The solenoid coil for a dual-voltage solenoid is actually made up of two separate coils, each designed to drop a voltage of 120 V. By connecting the coils in parallel, each coil drops 120 V (Figure 3).
Figure 2 also shows the solenoid coil wiring instructions for 240 V. The technician can accomplish this by connecting the red and yellow wires together and then connecting a 120-V hot leg to the blue wire. Another 120-V hot leg is connected to the black wire. This wiring arrangement connects the two solenoid coils in series, allowing each coil to again drop 120 V for a total of 240-V drop across both coils.
Many three-phase motors are also designed for dual voltages.
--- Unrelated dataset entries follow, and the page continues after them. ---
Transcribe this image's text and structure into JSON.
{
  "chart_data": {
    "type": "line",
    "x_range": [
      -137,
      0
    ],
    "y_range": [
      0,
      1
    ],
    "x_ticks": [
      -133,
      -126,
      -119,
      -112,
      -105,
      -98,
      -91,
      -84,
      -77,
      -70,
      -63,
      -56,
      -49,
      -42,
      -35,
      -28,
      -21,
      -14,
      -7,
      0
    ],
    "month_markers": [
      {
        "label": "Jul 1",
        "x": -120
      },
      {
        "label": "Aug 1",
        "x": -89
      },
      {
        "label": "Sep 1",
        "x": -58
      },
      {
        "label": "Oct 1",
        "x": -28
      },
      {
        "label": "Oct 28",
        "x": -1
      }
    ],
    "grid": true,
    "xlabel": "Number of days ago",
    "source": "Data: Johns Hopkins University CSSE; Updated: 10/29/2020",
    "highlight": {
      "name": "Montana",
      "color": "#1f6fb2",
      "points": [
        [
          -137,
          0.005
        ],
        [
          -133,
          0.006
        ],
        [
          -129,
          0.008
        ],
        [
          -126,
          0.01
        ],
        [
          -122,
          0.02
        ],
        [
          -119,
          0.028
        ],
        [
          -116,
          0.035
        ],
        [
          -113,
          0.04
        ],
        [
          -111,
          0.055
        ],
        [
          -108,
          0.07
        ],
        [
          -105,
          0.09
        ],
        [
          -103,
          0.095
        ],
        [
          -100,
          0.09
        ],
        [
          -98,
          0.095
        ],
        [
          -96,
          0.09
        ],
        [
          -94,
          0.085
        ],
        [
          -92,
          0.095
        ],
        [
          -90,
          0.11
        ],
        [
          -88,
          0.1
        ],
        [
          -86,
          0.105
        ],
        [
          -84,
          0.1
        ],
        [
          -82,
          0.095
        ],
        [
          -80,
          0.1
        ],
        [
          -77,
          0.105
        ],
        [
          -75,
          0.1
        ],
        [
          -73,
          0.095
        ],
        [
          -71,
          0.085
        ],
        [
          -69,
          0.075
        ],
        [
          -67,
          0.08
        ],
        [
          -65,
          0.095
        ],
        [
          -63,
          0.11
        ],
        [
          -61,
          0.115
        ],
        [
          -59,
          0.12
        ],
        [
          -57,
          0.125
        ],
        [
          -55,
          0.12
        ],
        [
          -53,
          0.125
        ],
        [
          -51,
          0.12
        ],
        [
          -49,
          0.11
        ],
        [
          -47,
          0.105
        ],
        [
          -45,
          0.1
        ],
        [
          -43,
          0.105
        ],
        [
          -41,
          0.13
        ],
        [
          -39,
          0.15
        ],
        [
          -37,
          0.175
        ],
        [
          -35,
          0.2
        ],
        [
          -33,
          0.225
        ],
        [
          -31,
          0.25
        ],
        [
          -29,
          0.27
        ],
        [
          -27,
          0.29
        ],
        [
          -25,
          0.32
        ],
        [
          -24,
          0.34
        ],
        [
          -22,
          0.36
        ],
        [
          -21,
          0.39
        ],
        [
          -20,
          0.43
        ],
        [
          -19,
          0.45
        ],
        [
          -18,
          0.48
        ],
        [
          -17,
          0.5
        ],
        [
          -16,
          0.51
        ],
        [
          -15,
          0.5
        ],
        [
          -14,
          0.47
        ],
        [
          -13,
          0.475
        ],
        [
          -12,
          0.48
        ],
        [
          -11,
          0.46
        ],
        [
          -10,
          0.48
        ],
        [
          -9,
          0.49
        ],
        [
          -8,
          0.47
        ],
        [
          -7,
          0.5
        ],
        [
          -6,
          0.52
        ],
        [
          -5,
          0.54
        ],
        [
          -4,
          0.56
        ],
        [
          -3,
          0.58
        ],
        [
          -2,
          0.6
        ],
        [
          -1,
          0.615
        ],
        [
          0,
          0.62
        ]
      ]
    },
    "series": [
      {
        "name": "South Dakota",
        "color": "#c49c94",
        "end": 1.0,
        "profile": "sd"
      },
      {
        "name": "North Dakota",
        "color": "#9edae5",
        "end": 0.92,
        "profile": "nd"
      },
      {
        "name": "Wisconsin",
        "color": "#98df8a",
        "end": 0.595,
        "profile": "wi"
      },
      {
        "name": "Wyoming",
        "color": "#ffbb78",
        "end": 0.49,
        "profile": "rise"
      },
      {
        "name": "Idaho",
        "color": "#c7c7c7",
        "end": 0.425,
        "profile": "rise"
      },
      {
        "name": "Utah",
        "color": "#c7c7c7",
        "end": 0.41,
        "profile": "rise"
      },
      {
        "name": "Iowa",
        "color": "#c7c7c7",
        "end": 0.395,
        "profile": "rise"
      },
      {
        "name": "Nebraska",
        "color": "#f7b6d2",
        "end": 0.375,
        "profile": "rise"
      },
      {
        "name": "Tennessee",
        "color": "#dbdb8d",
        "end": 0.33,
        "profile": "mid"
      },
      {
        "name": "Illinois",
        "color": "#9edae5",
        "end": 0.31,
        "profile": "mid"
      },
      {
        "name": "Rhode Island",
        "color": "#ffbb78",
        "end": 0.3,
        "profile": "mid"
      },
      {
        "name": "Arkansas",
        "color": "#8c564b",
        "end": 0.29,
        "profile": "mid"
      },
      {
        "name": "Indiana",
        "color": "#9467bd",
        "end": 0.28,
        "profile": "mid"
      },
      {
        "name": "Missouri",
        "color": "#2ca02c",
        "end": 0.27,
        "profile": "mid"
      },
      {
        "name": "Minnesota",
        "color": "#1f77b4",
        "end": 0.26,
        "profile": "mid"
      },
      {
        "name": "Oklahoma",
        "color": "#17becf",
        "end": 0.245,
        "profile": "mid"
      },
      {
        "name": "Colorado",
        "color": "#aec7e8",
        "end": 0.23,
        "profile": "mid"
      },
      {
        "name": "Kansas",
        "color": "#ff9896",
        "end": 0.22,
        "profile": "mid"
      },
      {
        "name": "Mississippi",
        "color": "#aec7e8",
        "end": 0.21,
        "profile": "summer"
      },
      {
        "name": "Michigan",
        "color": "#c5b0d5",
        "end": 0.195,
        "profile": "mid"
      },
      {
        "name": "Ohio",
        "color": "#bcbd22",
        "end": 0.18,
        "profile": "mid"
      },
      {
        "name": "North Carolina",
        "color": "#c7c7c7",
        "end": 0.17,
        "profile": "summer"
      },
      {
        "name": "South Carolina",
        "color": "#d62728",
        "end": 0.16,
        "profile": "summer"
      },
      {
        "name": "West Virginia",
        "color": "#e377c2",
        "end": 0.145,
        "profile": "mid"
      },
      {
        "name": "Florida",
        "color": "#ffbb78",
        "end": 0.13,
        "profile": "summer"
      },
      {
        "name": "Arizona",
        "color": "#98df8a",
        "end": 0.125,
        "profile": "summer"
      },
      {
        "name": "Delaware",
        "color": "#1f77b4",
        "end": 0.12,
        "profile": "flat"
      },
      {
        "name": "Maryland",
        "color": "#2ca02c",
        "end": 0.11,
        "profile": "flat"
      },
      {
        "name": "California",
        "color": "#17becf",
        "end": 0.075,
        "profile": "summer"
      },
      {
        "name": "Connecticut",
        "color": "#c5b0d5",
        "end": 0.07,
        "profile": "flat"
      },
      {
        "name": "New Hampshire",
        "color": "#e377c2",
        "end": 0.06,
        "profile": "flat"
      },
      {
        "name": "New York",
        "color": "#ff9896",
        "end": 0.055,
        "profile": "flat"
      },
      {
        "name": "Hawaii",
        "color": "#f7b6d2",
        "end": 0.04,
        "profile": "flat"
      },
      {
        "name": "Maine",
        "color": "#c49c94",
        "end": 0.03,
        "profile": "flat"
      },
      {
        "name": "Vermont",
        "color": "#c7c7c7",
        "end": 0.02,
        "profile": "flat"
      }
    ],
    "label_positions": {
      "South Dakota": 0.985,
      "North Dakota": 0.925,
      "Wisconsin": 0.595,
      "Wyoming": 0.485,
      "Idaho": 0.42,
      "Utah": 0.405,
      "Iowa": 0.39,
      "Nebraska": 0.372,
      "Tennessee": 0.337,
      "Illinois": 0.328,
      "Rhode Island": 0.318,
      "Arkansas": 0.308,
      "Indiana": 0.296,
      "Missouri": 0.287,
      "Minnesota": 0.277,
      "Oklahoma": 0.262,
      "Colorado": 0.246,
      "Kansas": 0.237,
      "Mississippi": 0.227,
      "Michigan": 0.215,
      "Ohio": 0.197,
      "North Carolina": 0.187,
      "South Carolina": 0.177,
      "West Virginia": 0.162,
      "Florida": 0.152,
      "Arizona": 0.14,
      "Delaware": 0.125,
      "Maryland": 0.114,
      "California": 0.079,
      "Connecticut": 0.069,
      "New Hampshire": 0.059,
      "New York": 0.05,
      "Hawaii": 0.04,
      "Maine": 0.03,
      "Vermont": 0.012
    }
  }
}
Figure 4 shows a nine-lead, dual-voltage, three-phase motor’s wiring terminals. The motor is designed to handle voltages of 230 V and 460 V. The motor windings inside the motor actually are configured as in Figure 5.
Again, if the technician wants to wire the motor for the lower voltage of 230 V, the winding sets will have to be wired in parallel (Figure 6). This will cause each winding set to drop 230 V. However, if the technician wants to wire the motor to handle 460 V, the windings need to be wired in series (Figure 6). In either case, each winding is dropping 230 V.
Remember, when wiring motors for a certain voltage, the service technician must always refer to the motor manufacturer’s literature and numbering scheme before wiring the motor for the desired voltage or damage to the motor’s windings may occur.